Methods: In this article we aimed to review the literature that looks at the neuronal side of DR and whether retinal neurons are adversely affected due to the lack of neurotrophic levels or activity. In particular, we examine the research looking at insulin, insulin-like growth factor, vascular endothelial growth factor, pigment epithelium-derived growth factor, brain-derived neurotrophic factor, and nerve growth factor.
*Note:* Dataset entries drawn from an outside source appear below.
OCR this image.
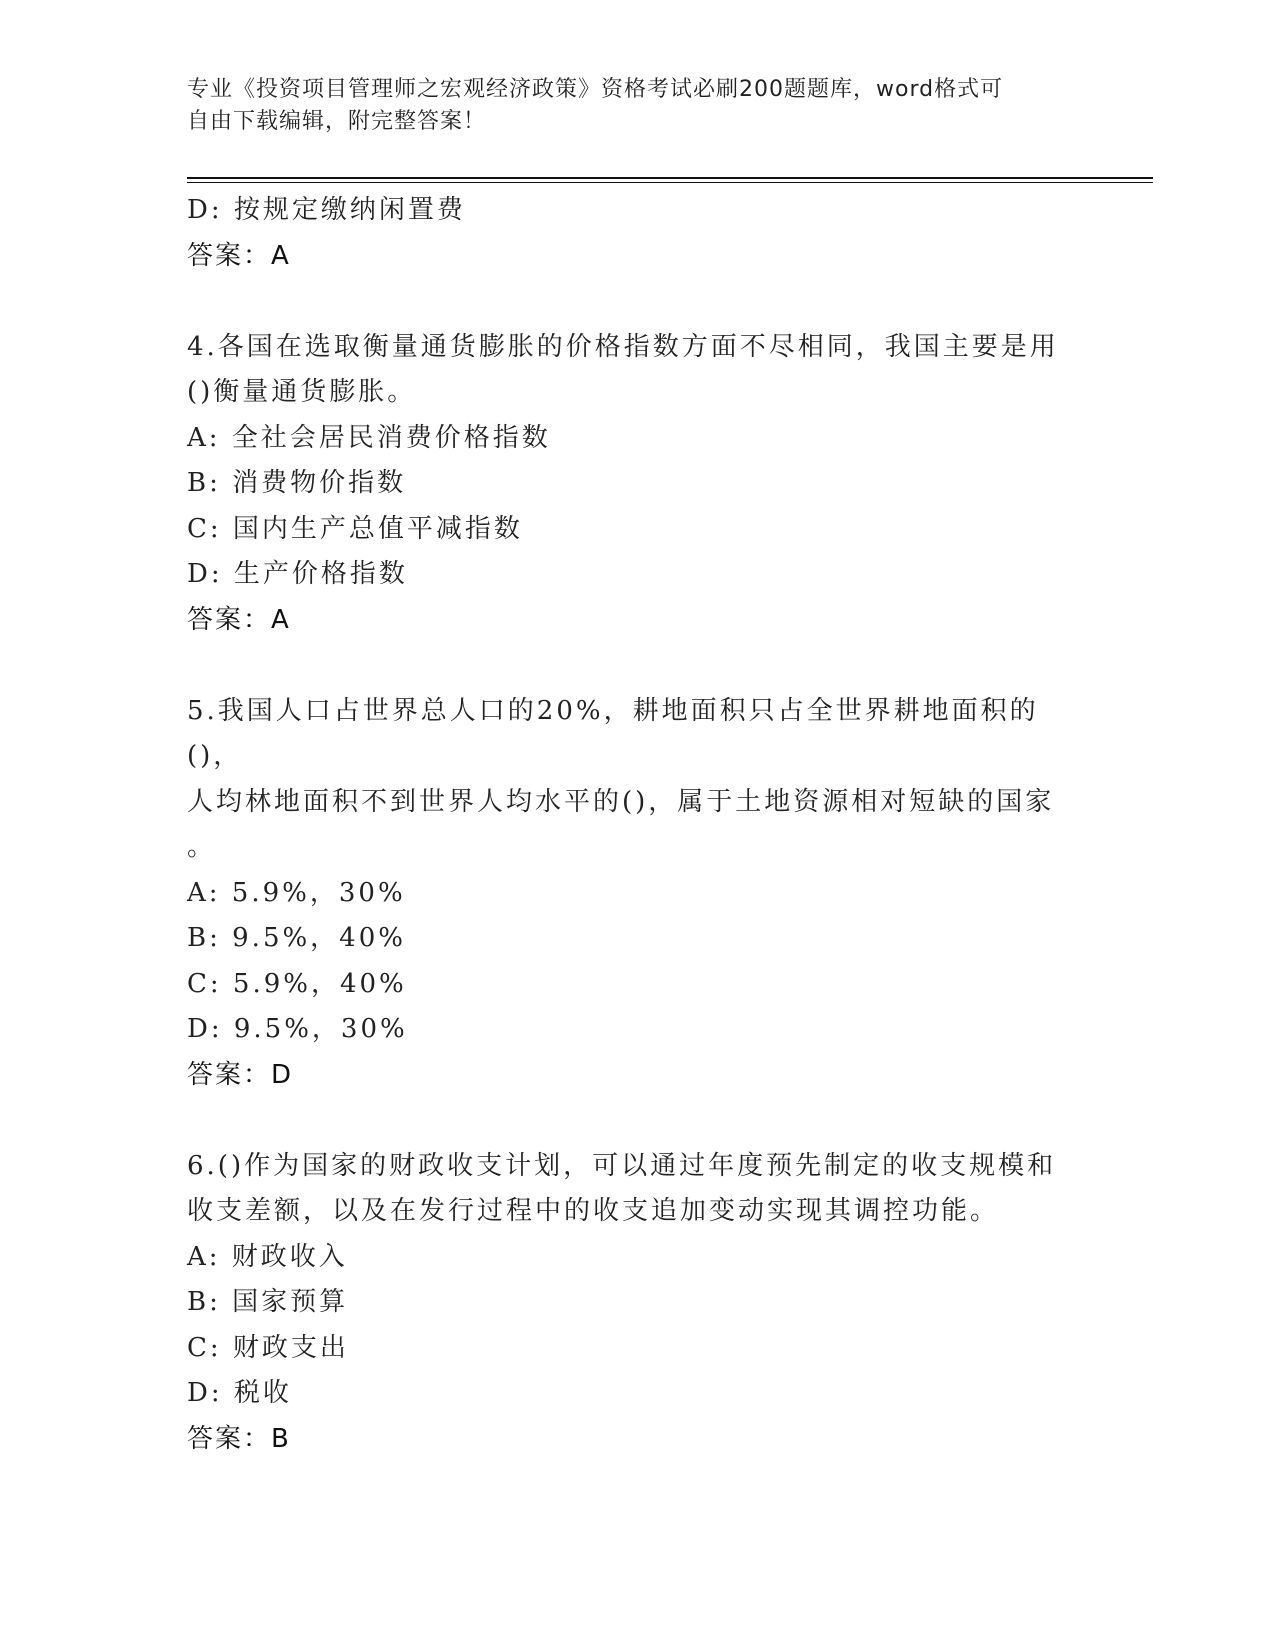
专业《投资项目管理师之宏观经济政策》资格考试必刷200题题库，word格式可
自由下载编辑，附完整答案！
D: 按规定缴纳闲置费
答案：A
4.各国在选取衡量通货膨胀的价格指数方面不尽相同，我国主要是用
()衡量通货膨胀。
A: 全社会居民消费价格指数
B: 消费物价指数
C: 国内生产总值平减指数
D: 生产价格指数
答案：A
5.我国人口占世界总人口的20%，耕地面积只占全世界耕地面积的()，
人均林地面积不到世界人均水平的()，属于土地资源相对短缺的国家
。
A: 5.9%，30%
B: 9.5%，40%
C: 5.9%，40%
D: 9.5%，30%
答案：D
6.()作为国家的财政收支计划，可以通过年度预先制定的收支规模和
收支差额，以及在发行过程中的收支追加变动实现其调控功能。
A: 财政收入
B: 国家预算
C: 财政支出
D: 税收
答案：B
Results: Research shows that insulin has neurotrophic properties and that the loss of its pro-survival pathways may have a role in diabetic retinopathy. There is also evidence to suggest that exogenously administered insulin may have a role in the treatment of DR. Insulin-like growth factor has been shown to have a role in retinal neurogenesis and there is early evidence that it may also have neuroprotective effects. While there is evidence of neuroprotective effects of vascular endothelial growth factor, paradoxically, there is also an increased amount of apoptotic activity in retinal neurons despite an increased level of VEGF in the diabetic eye. Further research is necessary to elucidate the exact mechanisms involved. Pigment epithelium derived growth factor has retinal neuroprotective effects and shows evidence that it may be an avenue for future therapeutic use in DR. Brain-derived growth factor has been shown to have neuroprotective effects in the retina and there is also some evidence in diabetic rats that it may have some therapeutic potential in treating DR. Nerve growth factor has also been shown to have neuroprotective effects and research has begun to elucidate some of the pathways and mechanisms through which these effects occur.

Conclusions: Research has shown that there is some degree of neuronal death involved in DR. It is also evident that there are many growth factors involved in this process. Some of these growth factors have shown some potential as future therapeutic targets in DR. These findings should encourage further investigation into the mechanism of these growth factors, their potential for therapy, and the possibility of a new horizon in the clinical care of DR.